After several turns of shelling, German infantry closely supported by Italian tanks and SP guns assaulted the Indian lines, routing the defenders but sustaining losses themselves.

The Indian artillery regiment bravely held the Axis infantry and tanks at bay for a time while the Stuart provided moral support. 

But the Italians and Germans eventually closed in for the kill.

And Ariete rolled off the table to claim victory.

That all went pretty well. The Allies managed to knock a big hole in the Axis armour (as in real life), but Jerry's concentration of force and fire & movement tactics carried the day. John had an unfortunate run of cards, which the new deck didn't help with, but in general it all went fine. When I playtested this at home I managed to lose as the Axis when my assault on Bir Hakeim came unstuck in the minefields. We'll play a few more games with the new deck and see how it goes before any more tweaks.

The next thing I want to try is a home grown scenario with a deeper board (12x12 instead of the standard 9x12) to see if I can translate some Command Decision and Spearhead scenarios into Memoir 44.


  1. The Winter War (well - Russian Front, anyhow, and it did have Winter War scenarios) supplements must be available somewhere: a friend of mine (Jacko) bought a copy online late last year (we played a couple of the scenarios).

    1. Yes, there are still a lot of printed supplements arounda but the things which seem really card to get hold of are the onesowith cards in.

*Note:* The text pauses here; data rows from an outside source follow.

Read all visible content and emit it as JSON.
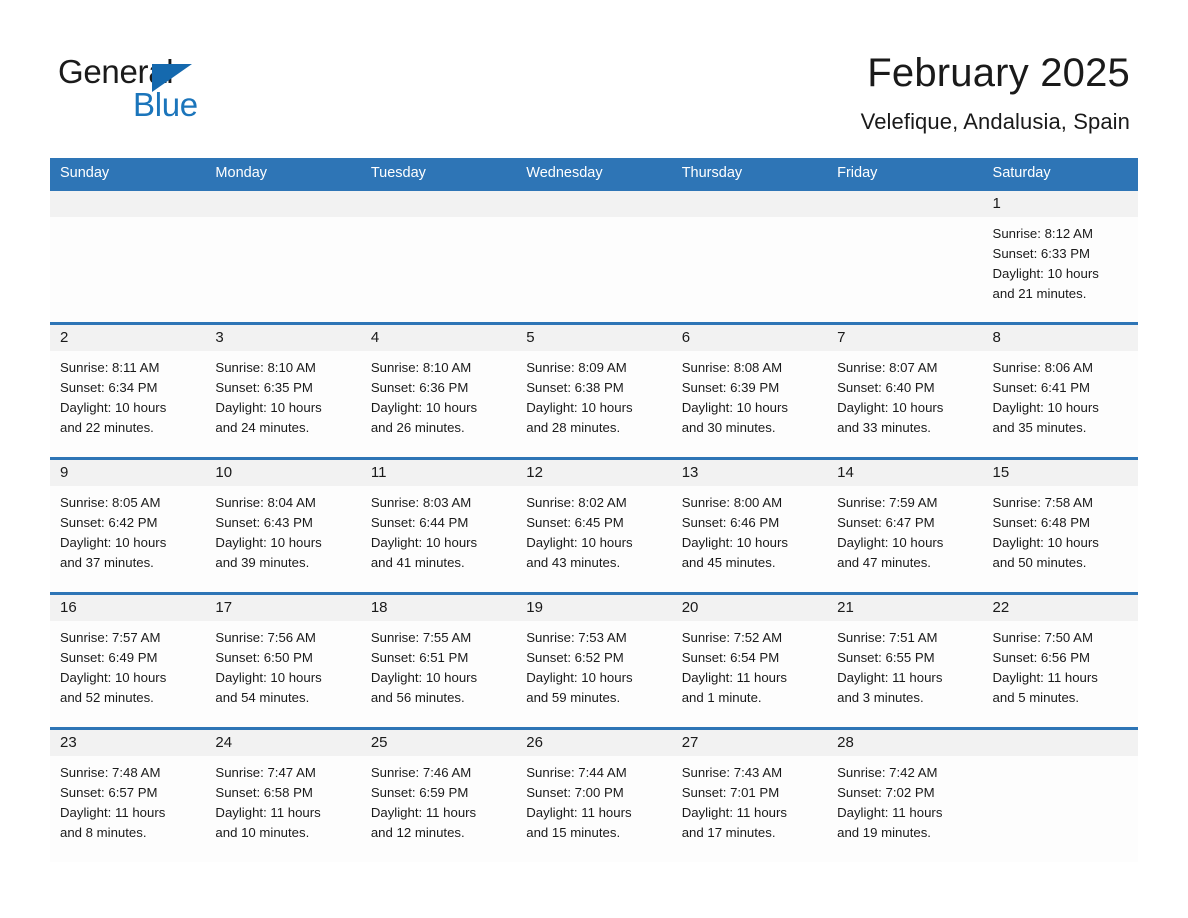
{
  "brand": {
    "name_part1": "General",
    "name_part2": "Blue",
    "colors": {
      "blue": "#1b75bb",
      "triangle": "#1569ae"
    }
  },
  "header": {
    "month_title": "February 2025",
    "location": "Velefique, Andalusia, Spain"
  },
  "theme": {
    "header_blue": "#2e75b6",
    "day_band_gray": "#f2f2f2",
    "text": "#1a1a1a"
  },
  "calendar": {
    "weekdays": [
      "Sunday",
      "Monday",
      "Tuesday",
      "Wednesday",
      "Thursday",
      "Friday",
      "Saturday"
    ],
    "weeks": [
      [
        {
          "day": "",
          "sunrise": "",
          "sunset": "",
          "daylight_line1": "",
          "daylight_line2": ""
        },
        {
          "day": "",
          "sunrise": "",
          "sunset": "",
          "daylight_line1": "",
          "daylight_line2": ""
        },
        {
          "day": "",
          "sunrise": "",
          "sunset": "",
          "daylight_line1": "",
          "daylight_line2": ""
        },
        {
          "day": "",
          "sunrise": "",
          "sunset": "",
          "daylight_line1": "",
          "daylight_line2": ""
        },
        {
          "day": "",
          "sunrise": "",
          "sunset": "",
          "daylight_line1": "",
          "daylight_line2": ""
        },
        {
          "day": "",
          "sunrise": "",
          "sunset": "",
          "daylight_line1": "",
          "daylight_line2": ""
        },
        {
          "day": "1",
          "sunrise": "Sunrise: 8:12 AM",
          "sunset": "Sunset: 6:33 PM",
          "daylight_line1": "Daylight: 10 hours",
          "daylight_line2": "and 21 minutes."
        }
      ],
      [
        {
          "day": "2",
          "sunrise": "Sunrise: 8:11 AM",
          "sunset": "Sunset: 6:34 PM",
          "daylight_line1": "Daylight: 10 hours",
          "daylight_line2": "and 22 minutes."
        },
        {
          "day": "3",
          "sunrise": "Sunrise: 8:10 AM",
          "sunset": "Sunset: 6:35 PM",
          "daylight_line1": "Daylight: 10 hours",
          "daylight_line2": "and 24 minutes."
        },
        {
          "day": "4",
          "sunrise": "Sunrise: 8:10 AM",
          "sunset": "Sunset: 6:36 PM",
          "daylight_line1": "Daylight: 10 hours",
          "daylight_line2": "and 26 minutes."
        },
        {
          "day": "5",
          "sunrise": "Sunrise: 8:09 AM",
          "sunset": "Sunset: 6:38 PM",
          "daylight_line1": "Daylight: 10 hours",
          "daylight_line2": "and 28 minutes."
        },
        {
          "day": "6",
          "sunrise": "Sunrise: 8:08 AM",
          "sunset": "Sunset: 6:39 PM",
          "daylight_line1": "Daylight: 10 hours",
          "daylight_line2": "and 30 minutes."
        },
        {
          "day": "7",
          "sunrise": "Sunrise: 8:07 AM",
          "sunset": "Sunset: 6:40 PM",
          "daylight_line1": "Daylight: 10 hours",
          "daylight_line2": "and 33 minutes."
        },
        {
          "day": "8",
          "sunrise": "Sunrise: 8:06 AM",
          "sunset": "Sunset: 6:41 PM",
          "daylight_line1": "Daylight: 10 hours",
          "daylight_line2": "and 35 minutes."
        }
      ],
      [
        {
          "day": "9",
          "sunrise": "Sunrise: 8:05 AM",
          "sunset": "Sunset: 6:42 PM",
          "daylight_line1": "Daylight: 10 hours",
          "daylight_line2": "and 37 minutes."
        },
        {
          "day": "10",
          "sunrise": "Sunrise: 8:04 AM",
          "sunset": "Sunset: 6:43 PM",
          "daylight_line1": "Daylight: 10 hours",
          "daylight_line2": "and 39 minutes."
        },
        {
          "day": "11",
          "sunrise": "Sunrise: 8:03 AM",
          "sunset": "Sunset: 6:44 PM",
          "daylight_line1": "Daylight: 10 hours",
          "daylight_line2": "and 41 minutes."
        },
        {
          "day": "12",
          "sunrise": "Sunrise: 8:02 AM",
          "sunset": "Sunset: 6:45 PM",
          "daylight_line1": "Daylight: 10 hours",
          "daylight_line2": "and 43 minutes."
        },
        {
          "day": "13",
          "sunrise": "Sunrise: 8:00 AM",
          "sunset": "Sunset: 6:46 PM",
          "daylight_line1": "Daylight: 10 hours",
          "daylight_line2": "and 45 minutes."
        },
        {
          "day": "14",
          "sunrise": "Sunrise: 7:59 AM",
          "sunset": "Sunset: 6:47 PM",
          "daylight_line1": "Daylight: 10 hours",
          "daylight_line2": "and 47 minutes."
        },
        {
          "day": "15",
          "sunrise": "Sunrise: 7:58 AM",
          "sunset": "Sunset: 6:48 PM",
          "daylight_line1": "Daylight: 10 hours",
          "daylight_line2": "and 50 minutes."
        }
      ],
      [
        {
          "day": "16",
          "sunrise": "Sunrise: 7:57 AM",
          "sunset": "Sunset: 6:49 PM",
          "daylight_line1": "Daylight: 10 hours",
          "daylight_line2": "and 52 minutes."
        },
        {
          "day": "17",
          "sunrise": "Sunrise: 7:56 AM",
          "sunset": "Sunset: 6:50 PM",
          "daylight_line1": "Daylight: 10 hours",
          "daylight_line2": "and 54 minutes."
        },
        {
          "day": "18",
          "sunrise": "Sunrise: 7:55 AM",
          "sunset": "Sunset: 6:51 PM",
          "daylight_line1": "Daylight: 10 hours",
          "daylight_line2": "and 56 minutes."
        },
        {
          "day": "19",
          "sunrise": "Sunrise: 7:53 AM",
          "sunset": "Sunset: 6:52 PM",
          "daylight_line1": "Daylight: 10 hours",
          "daylight_line2": "and 59 minutes."
        },
        {
          "day": "20",
          "sunrise": "Sunrise: 7:52 AM",
          "sunset": "Sunset: 6:54 PM",
          "daylight_line1": "Daylight: 11 hours",
          "daylight_line2": "and 1 minute."
        },
        {
          "day": "21",
          "sunrise": "Sunrise: 7:51 AM",
          "sunset": "Sunset: 6:55 PM",
          "daylight_line1": "Daylight: 11 hours",
          "daylight_line2": "and 3 minutes."
        },
        {
          "day": "22",
          "sunrise": "Sunrise: 7:50 AM",
          "sunset": "Sunset: 6:56 PM",
          "daylight_line1": "Daylight: 11 hours",
          "daylight_line2": "and 5 minutes."
        }
      ],
      [
        {
          "day": "23",
          "sunrise": "Sunrise: 7:48 AM",
          "sunset": "Sunset: 6:57 PM",
          "daylight_line1": "Daylight: 11 hours",
          "daylight_line2": "and 8 minutes."
        },
        {
          "day": "24",
          "sunrise": "Sunrise: 7:47 AM",
          "sunset": "Sunset: 6:58 PM",
          "daylight_line1": "Daylight: 11 hours",
          "daylight_line2": "and 10 minutes."
        },
        {
          "day": "25",
          "sunrise": "Sunrise: 7:46 AM",
          "sunset": "Sunset: 6:59 PM",
          "daylight_line1": "Daylight: 11 hours",
          "daylight_line2": "and 12 minutes."
        },
        {
          "day": "26",
          "sunrise": "Sunrise: 7:44 AM",
          "sunset": "Sunset: 7:00 PM",
          "daylight_line1": "Daylight: 11 hours",
          "daylight_line2": "and 15 minutes."
        },
        {
          "day": "27",
          "sunrise": "Sunrise: 7:43 AM",
          "sunset": "Sunset: 7:01 PM",
          "daylight_line1": "Daylight: 11 hours",
          "daylight_line2": "and 17 minutes."
        },
        {
          "day": "28",
          "sunrise": "Sunrise: 7:42 AM",
          "sunset": "Sunset: 7:02 PM",
          "daylight_line1": "Daylight: 11 hours",
          "daylight_line2": "and 19 minutes."
        },
        {
          "day": "",
          "sunrise": "",
          "sunset": "",
          "daylight_line1": "",
          "daylight_line2": ""
        }
      ]
    ]
  }
}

As I said, I could have made my own deckd but the published cards are much more durable and aesthetically pleasing. It was fun to track them down.

  2. Very nice project, always enjoyable to track down a hard to find item. A local store came across some old M44 stock from another game stockist that was selling up and there were some nice bits of shrink wrapped items there … they didn't even get as far as the shelves as buyers were waiting in the wings.

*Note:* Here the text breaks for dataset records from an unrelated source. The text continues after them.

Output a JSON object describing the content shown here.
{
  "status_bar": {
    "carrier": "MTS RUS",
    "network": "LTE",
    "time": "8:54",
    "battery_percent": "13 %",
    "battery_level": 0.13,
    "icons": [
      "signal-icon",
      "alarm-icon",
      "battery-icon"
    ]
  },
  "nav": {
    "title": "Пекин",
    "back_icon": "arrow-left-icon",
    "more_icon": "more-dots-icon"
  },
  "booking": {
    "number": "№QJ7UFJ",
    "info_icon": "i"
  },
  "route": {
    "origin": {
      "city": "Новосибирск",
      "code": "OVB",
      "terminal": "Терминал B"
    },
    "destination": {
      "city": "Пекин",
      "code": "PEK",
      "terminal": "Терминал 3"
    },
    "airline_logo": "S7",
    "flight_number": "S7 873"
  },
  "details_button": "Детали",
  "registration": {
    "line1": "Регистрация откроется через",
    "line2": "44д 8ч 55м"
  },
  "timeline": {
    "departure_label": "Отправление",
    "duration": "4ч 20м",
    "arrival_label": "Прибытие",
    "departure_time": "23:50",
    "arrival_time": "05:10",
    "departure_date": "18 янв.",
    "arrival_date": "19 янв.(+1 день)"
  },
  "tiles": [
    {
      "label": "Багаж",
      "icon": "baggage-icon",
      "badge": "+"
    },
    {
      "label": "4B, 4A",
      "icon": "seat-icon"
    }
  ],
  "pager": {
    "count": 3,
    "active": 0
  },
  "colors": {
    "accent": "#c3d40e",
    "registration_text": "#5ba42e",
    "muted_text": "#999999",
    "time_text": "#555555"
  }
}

    1. It does seem to fly off the shelves. I really like M44, wevew had some great games with itiand looks fabulous in 15mm on hexon.

  3. Martin,
    I'm interested in the idea of M44 with miniatures but it does seem simplistic.
    Where are the suggestions on using expanded card decks to be found? Or any other good blogs with M44 suggestions would be helpful too.

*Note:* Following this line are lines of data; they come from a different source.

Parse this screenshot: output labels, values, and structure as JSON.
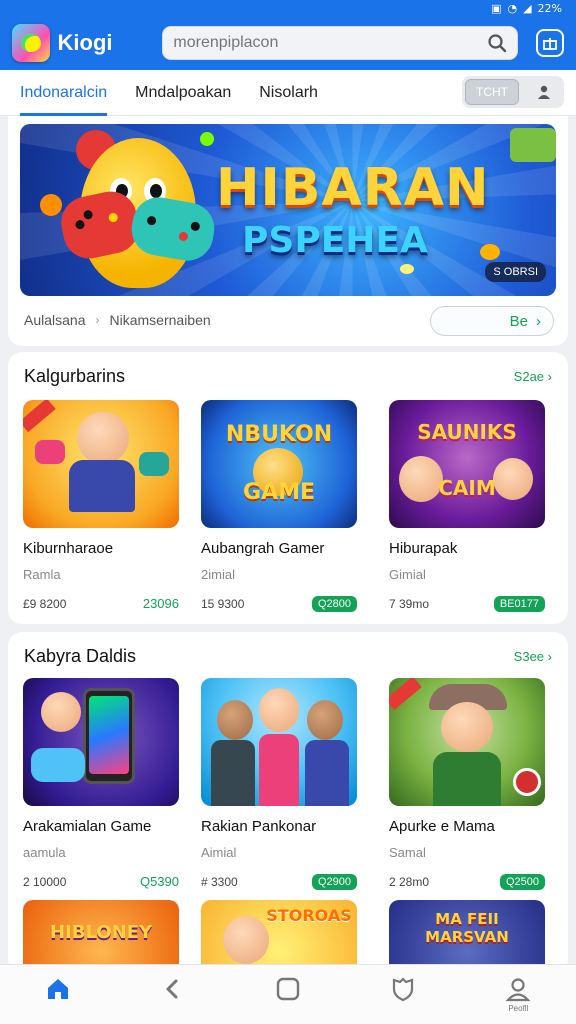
{
  "status_bar": {
    "battery": "22%"
  },
  "app": {
    "title": "Kiogi"
  },
  "search": {
    "placeholder": "morenpiplacon"
  },
  "tabs": [
    {
      "label": "Indonaralcin",
      "active": true
    },
    {
      "label": "Mndalpoakan",
      "active": false
    },
    {
      "label": "Nisolarh",
      "active": false
    }
  ],
  "tab_tools": {
    "pill_label": "ТСНТ"
  },
  "hero": {
    "title_line1": "HIBARAN",
    "title_line2": "PSPEHEA",
    "badge": "S OBRSI",
    "meta_left": "Aulalsana",
    "meta_sep": "›",
    "meta_right": "Nikamsernaiben",
    "button_label": "Be"
  },
  "sections": [
    {
      "title": "Kalgurbarins",
      "more": "S2ae",
      "cards": [
        {
          "name": "Kiburnharaoe",
          "category": "Ramla",
          "downloads": "£9 8200",
          "price": "23096",
          "price_style": "text",
          "thumb_text": ""
        },
        {
          "name": "Aubangrah Gamer",
          "category": "2imial",
          "downloads": "15 9300",
          "price": "Q2800",
          "price_style": "badge",
          "thumb_text": "NBUKON GAME"
        },
        {
          "name": "Hiburapak",
          "category": "Gimial",
          "downloads": "7 39mo",
          "price": "BE0177",
          "price_style": "badge",
          "thumb_text": "SAUNIKS CAIM"
        }
      ]
    },
    {
      "title": "Kabyra Daldis",
      "more": "S3ee",
      "cards": [
        {
          "name": "Arakamialan Game",
          "category": "aamula",
          "downloads": "2 10000",
          "price": "Q5390",
          "price_style": "text",
          "thumb_text": ""
        },
        {
          "name": "Rakian Pankonar",
          "category": "Aimial",
          "downloads": "# 3300",
          "price": "Q2900",
          "price_style": "badge",
          "thumb_text": ""
        },
        {
          "name": "Apurke e Mama",
          "category": "Samal",
          "downloads": "2 28m0",
          "price": "Q2500",
          "price_style": "badge",
          "thumb_text": ""
        }
      ]
    }
  ],
  "partial_row": [
    {
      "thumb_text": "HIBLONEY"
    },
    {
      "thumb_text": "STOROAS"
    },
    {
      "thumb_text": "MA FEII MARSVAN"
    }
  ],
  "bottom_nav": [
    {
      "icon": "home-icon",
      "label": ""
    },
    {
      "icon": "back-icon",
      "label": ""
    },
    {
      "icon": "square-icon",
      "label": ""
    },
    {
      "icon": "shield-icon",
      "label": ""
    },
    {
      "icon": "profile-icon",
      "label": "Peofll"
    }
  ],
  "colors": {
    "primary": "#1a73e8",
    "accent_green": "#12a356"
  }
}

    1. I just googled for Memoir 44 alternate decks. Memoir 44 fanatic is pretty good:

      I have modified the standard game somewhat by incorporating a number of the unit types from the expansions, reducing ranged fire lethality (grenades only hit in close combat) and allowing units to battle back in close combat. The whole thing plays a lot more like the later Command and Colours games, so the games take longer and are a bit more forgiving, which seems to suit our group.

    2. Thanks Martin, I'll try googling that; I have looked (honest!) but seemed to keep finding stuff on Memoir 44 as it is, rather than what it could be, if that makes sense. I've seen your Memoir 45 and Bob C's summary sheet of the various supplements. What I was looking for was using M44 as a set of miniatures rules; that is other than those supplied and working on a base rather than 4 individual figures. What I kept finding was variations on the normal game (Gaza 1917 for example), which while interesting wasn't what I was after. CnC Ancients or Nappys translate well from blocks to figures, you would expect M44 to translate better being a figure game to start with, but there's something a bit off that I can't quite get my head around.